王會笙的書房佈置得古樸大方,文房四寶、水盂,都是有些年頭的舊物,但卻並不名貴,多寶閣上的幾塊壽山石品相普通,就連牆上那幅竹報平安的畫,也是出自王會笙自己之手。
郎世文的嘴角掠過一絲不屑,朝中大員的書房,他去過的沒有一百也有幾十,但像王會笙這般簡樸的,再無二人。
諸事皆不能做得太過,否則就太過刻意,也太假了。
你王會笙即使清廉,一兩支湖筆總會有吧?並非是充場面,而是讀書人就是喜歡這些。
郎世文府裡給孩子們坐館的老秀才,還會攢下半年束脩,就是為了買一方上好的端硯。
郎世文眼中的譏誚更甚,他經驗老道地把手伸起百寶閣後面的牆壁,輕輕敲了敲,又到對面書架後面,同樣敲了敲,接著,彎下腰,在書案下面摸索,最後,他把目光移向書案後那張太師椅上。
對於書房而言,這張椅子太過寬大,他仔細看了看,發現這張椅子與普通的太師椅不同,椅座和靠背都有四五寸厚。
郎世文冷笑,就是這裡了。
他用手在太師椅上摸索一會,片刻,便現出一個暗格。
郎世文把暗格裡的東西一樣樣的翻看,然後,他從懷裡掏出一封信,放了進去......
含翠軒裡,秦珏和羅錦言正要睡下,當值的雨水在門外說道:“大爺,大奶奶,驍勇侯府來了位送信的嬤嬤,說是淑秀縣主發作了,請大爺和大奶奶都過去。
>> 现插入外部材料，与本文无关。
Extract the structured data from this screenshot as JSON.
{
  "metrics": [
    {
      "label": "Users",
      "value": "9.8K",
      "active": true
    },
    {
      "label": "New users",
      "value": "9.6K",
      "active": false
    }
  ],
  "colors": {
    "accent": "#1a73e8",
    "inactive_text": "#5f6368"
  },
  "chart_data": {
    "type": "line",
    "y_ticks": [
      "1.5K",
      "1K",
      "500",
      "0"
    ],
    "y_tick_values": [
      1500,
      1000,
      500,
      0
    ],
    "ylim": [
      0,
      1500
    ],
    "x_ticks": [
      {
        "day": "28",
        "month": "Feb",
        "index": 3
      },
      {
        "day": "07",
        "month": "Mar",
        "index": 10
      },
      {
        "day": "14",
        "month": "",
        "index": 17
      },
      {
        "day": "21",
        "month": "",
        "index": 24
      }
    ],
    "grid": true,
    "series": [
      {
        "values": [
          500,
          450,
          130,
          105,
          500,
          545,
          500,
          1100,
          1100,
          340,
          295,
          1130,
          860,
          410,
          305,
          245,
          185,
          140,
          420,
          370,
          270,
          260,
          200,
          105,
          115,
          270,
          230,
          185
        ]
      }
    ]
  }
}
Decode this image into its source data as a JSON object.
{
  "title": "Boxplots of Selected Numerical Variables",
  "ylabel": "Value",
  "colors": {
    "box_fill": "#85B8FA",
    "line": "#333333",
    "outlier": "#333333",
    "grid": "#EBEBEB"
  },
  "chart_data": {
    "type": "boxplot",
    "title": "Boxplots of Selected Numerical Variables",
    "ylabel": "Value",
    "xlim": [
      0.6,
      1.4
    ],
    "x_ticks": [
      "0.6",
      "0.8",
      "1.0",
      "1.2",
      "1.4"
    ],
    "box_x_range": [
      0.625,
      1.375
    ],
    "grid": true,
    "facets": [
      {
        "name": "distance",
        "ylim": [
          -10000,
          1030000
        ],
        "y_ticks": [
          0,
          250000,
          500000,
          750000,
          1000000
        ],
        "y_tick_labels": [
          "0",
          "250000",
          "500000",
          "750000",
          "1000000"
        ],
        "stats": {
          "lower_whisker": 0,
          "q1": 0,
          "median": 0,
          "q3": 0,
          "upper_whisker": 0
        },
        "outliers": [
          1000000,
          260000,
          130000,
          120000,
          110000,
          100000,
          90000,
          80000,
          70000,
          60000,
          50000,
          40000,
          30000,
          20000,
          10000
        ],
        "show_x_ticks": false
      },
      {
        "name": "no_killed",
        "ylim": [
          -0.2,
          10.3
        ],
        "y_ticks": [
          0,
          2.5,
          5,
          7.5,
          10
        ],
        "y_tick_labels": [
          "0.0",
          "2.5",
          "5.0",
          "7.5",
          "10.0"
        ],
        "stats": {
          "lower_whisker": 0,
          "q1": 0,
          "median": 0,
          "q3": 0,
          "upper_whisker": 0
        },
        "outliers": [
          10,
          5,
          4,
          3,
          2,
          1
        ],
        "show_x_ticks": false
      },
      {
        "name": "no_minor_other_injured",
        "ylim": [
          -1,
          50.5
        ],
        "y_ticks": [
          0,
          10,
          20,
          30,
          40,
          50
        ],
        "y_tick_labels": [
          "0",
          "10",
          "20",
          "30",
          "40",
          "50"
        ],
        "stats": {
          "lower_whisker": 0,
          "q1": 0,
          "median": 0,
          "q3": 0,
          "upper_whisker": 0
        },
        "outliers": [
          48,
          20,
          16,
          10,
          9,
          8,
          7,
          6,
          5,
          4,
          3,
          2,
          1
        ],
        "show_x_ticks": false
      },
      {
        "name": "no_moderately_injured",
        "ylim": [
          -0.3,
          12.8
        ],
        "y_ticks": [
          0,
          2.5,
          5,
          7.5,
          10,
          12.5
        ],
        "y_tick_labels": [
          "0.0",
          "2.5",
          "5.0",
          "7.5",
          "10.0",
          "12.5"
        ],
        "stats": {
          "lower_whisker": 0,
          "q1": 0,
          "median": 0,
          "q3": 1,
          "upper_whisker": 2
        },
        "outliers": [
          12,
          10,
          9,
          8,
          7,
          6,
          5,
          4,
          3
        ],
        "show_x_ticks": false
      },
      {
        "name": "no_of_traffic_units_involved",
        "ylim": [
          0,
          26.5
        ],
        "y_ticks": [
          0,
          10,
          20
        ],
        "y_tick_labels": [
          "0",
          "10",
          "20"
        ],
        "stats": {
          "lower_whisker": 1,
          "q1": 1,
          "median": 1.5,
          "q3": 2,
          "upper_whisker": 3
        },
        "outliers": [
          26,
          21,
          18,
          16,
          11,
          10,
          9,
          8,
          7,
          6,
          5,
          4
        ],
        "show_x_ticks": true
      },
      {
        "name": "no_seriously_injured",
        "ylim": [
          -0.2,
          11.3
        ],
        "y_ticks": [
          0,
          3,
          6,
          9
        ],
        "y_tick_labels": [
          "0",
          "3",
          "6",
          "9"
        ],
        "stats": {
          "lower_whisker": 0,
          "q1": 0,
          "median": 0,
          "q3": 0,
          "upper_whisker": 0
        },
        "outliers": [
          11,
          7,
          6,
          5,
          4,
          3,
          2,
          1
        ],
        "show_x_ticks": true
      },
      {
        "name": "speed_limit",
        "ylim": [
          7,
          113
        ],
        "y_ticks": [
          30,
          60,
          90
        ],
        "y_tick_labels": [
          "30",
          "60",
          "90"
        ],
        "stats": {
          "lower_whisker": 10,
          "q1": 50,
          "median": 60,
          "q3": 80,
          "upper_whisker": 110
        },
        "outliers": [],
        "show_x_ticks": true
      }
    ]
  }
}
”
雨水說話時直咧嘴,這叫什麼事啊,你們生孩子去請穩婆啊,找我家大爺和大奶奶幹什麼?
聞言,秦珏大怒,喝斥道:“告訴驍勇侯府的人,讓她怎麼來的就怎麼滾回去!”
說完,他摟過羅錦言,索性用錦被矇住了頭。
羅錦言哭笑不得,費了半天勁,才把頭上的錦被扒開,推著秦珏道:“他們是第一次生孩子,或許是害怕了,我生豫哥兒和元姐兒時,也是嚇得不成,不如我們過去看看?”
“你不困嗎?不去!”秦珏沒好氣,可又想起面前的人不是沈硯,而是羅錦言,羅錦言和趙明華一向交好,於是便又柔聲道,“你這幾日精神不好,就不要熬夜了,我過去看看,你在家裡睡覺,明天早上我就回來。”
羅錦言道:“你的假已經滿了,明天要去衙門了。”
秦珏嗯了一聲,道:“明早我給你帶四條街的鍋魁回來。”
羅錦言含笑點頭:“還要酸辣粉,多放辣椒。”
秦珏親親她光滑的額頭,戀戀不捨地從溫暖的被窩裡出來,心裡把沈硯罵得狗血噴頭。
驍勇侯府來報信的婆子還沒有走,見來的只有秦珏,便往秦珏身後張望,秦珏冷冷地道:“別看了,我能去就是給了你們世子天大的面子,還想怎的?”
那婆子嚇得縮縮脖子,不敢多問。
到了驍勇侯府,還沒進門,秦珏就皺起眉頭。
驍勇侯府就連大門外面也燈火通明,走進大門,更是亮如白晝。
沈硯就在二門站著,看到他來了,一把抱住他的胳膊:“你可來了,你可來了,我要嚇死了。”
秦珏使出全身的力氣,才把自己的胳膊從沈硯懷裡掙脫出來。
他沒好氣地道:“生孩子而已,你有什麼可害怕的,沒出息!”
沈硯帶著哭腔:“我就是害怕,媽的,我就是沒出息。”
秦珏不理他,徑自向裡面走,沈硯抹了把眼淚,這才發現秦珏是一個人來的。
“羅氏呢?”他問道。
“我來就行了。”秦珏冷冷地道。